Reputation: 649
I have a backend application (Java 8) and an Angular frontend. Now, I added a file upload using multipart/formdata. We use openapi to generate the api code. Here's the part of the code used to generate it:
"post": {
...
"consumes" : [
"multipart/form-data"
],
"produces": [
"application/json"
],
"parameters": [
{
"name": "updateFile",
"in": "formData",
"type": "file",
"required": true,
}
],
...
}
And the frontend prepares the file as such:
const formData = new FormData();
formData.append('updateFile', updateFile);
This actually works quite well and provides us a Part
-Object. Unfortunately the machine this code will run on in production is quite weak and the uploaded file will be too large to be handled in the memory of it (~130mb). So, I need a workaround for this.

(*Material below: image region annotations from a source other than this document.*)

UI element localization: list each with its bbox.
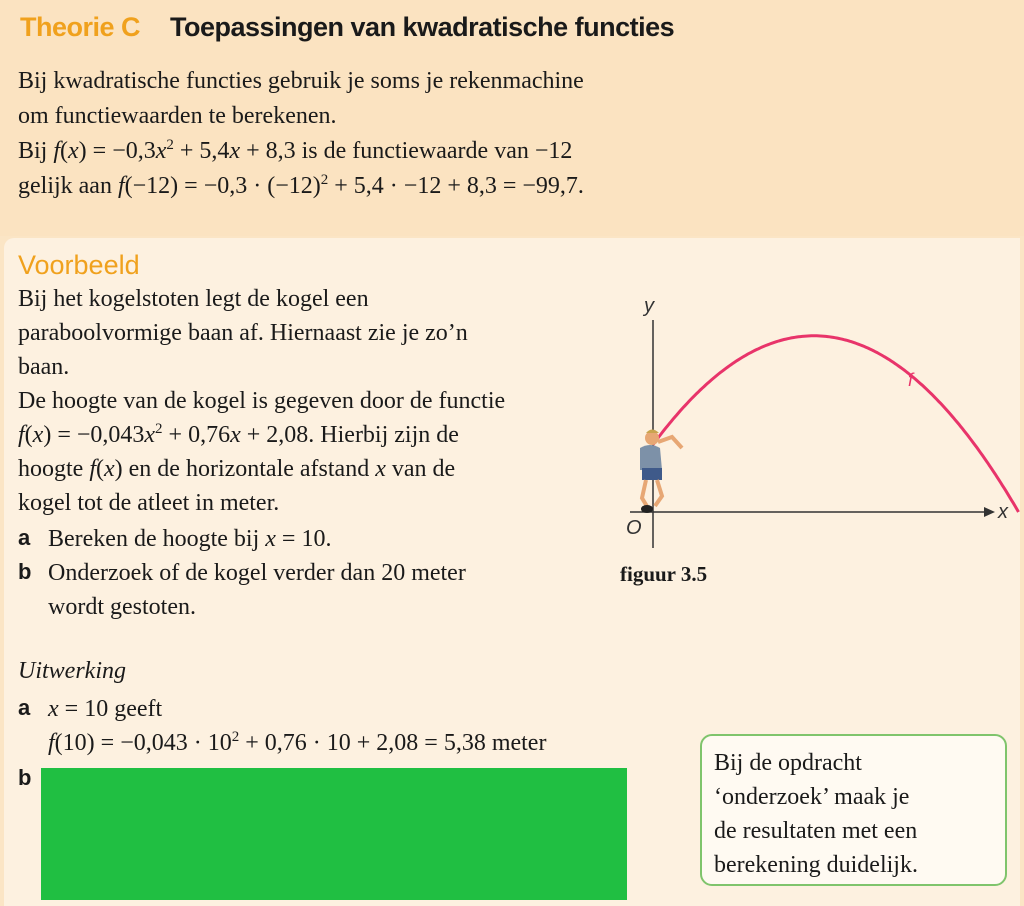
theory-formula-line: Bij $f(x) = -0,3x^2 + 5,4x + 8,3$ is de functiewaarde van −12	[18, 137, 573, 164]
origin-label: O	[626, 517, 642, 539]
solution-a: x = 10 geeft $f(10) = -0,043 \cdot 10^2 + 0,76 \cdot 10 + 2,08 = 5,38$ meter	[48, 696, 547, 756]
example-line: Bij het kogelstoten legt de kogel een	[18, 286, 369, 312]
example-line: hoogte f(x) en de horizontale afstand x van de	[18, 456, 456, 482]
figure-3-5	[600, 290, 1020, 560]
theory-text	[18, 64, 818, 204]
theory-calc-line: gelijk aan $f(-12) = -0,3 \cdot (-12)^2 + 5,4 \cdot -12 + 8,3 = -99,7$.	[18, 172, 584, 199]
theory-line: Bij kwadratische functies gebruik je soms je rekenmachine	[18, 68, 584, 94]
example-title: Voorbeeld	[18, 250, 140, 280]
example-line: baan.	[18, 354, 70, 380]
y-axis-label: y	[644, 295, 654, 317]
trajectory-curve	[653, 336, 1019, 512]
function-label: f	[908, 370, 914, 390]
example-formula-line: $f(x) = -0,043x^2 + 0,76x + 2,08$. Hierbij zijn de	[18, 421, 459, 448]
tip-line: berekening duidelijk.	[714, 852, 918, 878]
figure-caption: figuur 3.5	[620, 562, 708, 586]
solution-b-marker: b	[18, 765, 32, 790]
example-line: paraboolvormige baan af. Hiernaast zie je zo’n	[18, 320, 468, 346]
tip-line: de resultaten met een	[714, 818, 918, 844]
hidden-answer-block	[41, 768, 627, 900]
tip-line: Bij de opdracht	[714, 750, 862, 776]
question-a-marker: a	[18, 525, 31, 550]
tip-line: ‘onderzoek’ maak je	[714, 784, 910, 810]
theory-title: Toepassingen van kwadratische functies	[170, 12, 675, 42]
example-line: De hoogte van de kogel is gegeven door de functie	[18, 388, 506, 414]
solution-a-marker: a	[18, 695, 31, 720]
question-b: Onderzoek of de kogel verder dan 20 meter wordt gestoten.	[48, 560, 466, 620]
x-axis-arrow	[984, 507, 995, 517]
question-a: Bereken de hoogte bij x = 10.	[48, 526, 332, 552]
example-text	[18, 282, 505, 520]
x-axis-label: x	[998, 501, 1008, 523]
solution-heading: Uitwerking	[18, 658, 126, 684]
theory-label: Theorie C	[20, 12, 141, 42]
theory-line: om functiewaarden te berekenen.	[18, 103, 337, 129]
athlete-icon	[640, 430, 682, 514]
example-line: kogel tot de atleet in meter.	[18, 490, 280, 516]
question-b-marker: b	[18, 559, 32, 584]
tip-box	[700, 734, 1007, 886]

I think accessing the incoming stream would be an elegant way to write the file to some temp directory "on-the-fly" and I've come across code samples doing exactly that. I can't figure out how to configure my endpoint to provide a stream instead of the "finished" Part
-Object.
Unfortunately this project uses a quite old openapi version 2.
Upvotes: 7
Views: 1447
Reputation: 649
The workaround I've found now is taking the ServletInpuStream
directly from the HttpServletRequest
and leaving the body in the API description empty to prevent the stream from being consumed before I actively do so.
This of course forces me to parse the content myself. I found MultipartStream
of apache.commons
to be very helpful for this.
This solution feels a bit hacky but is at least viable until we updated to a more recent version that directly supports something like that.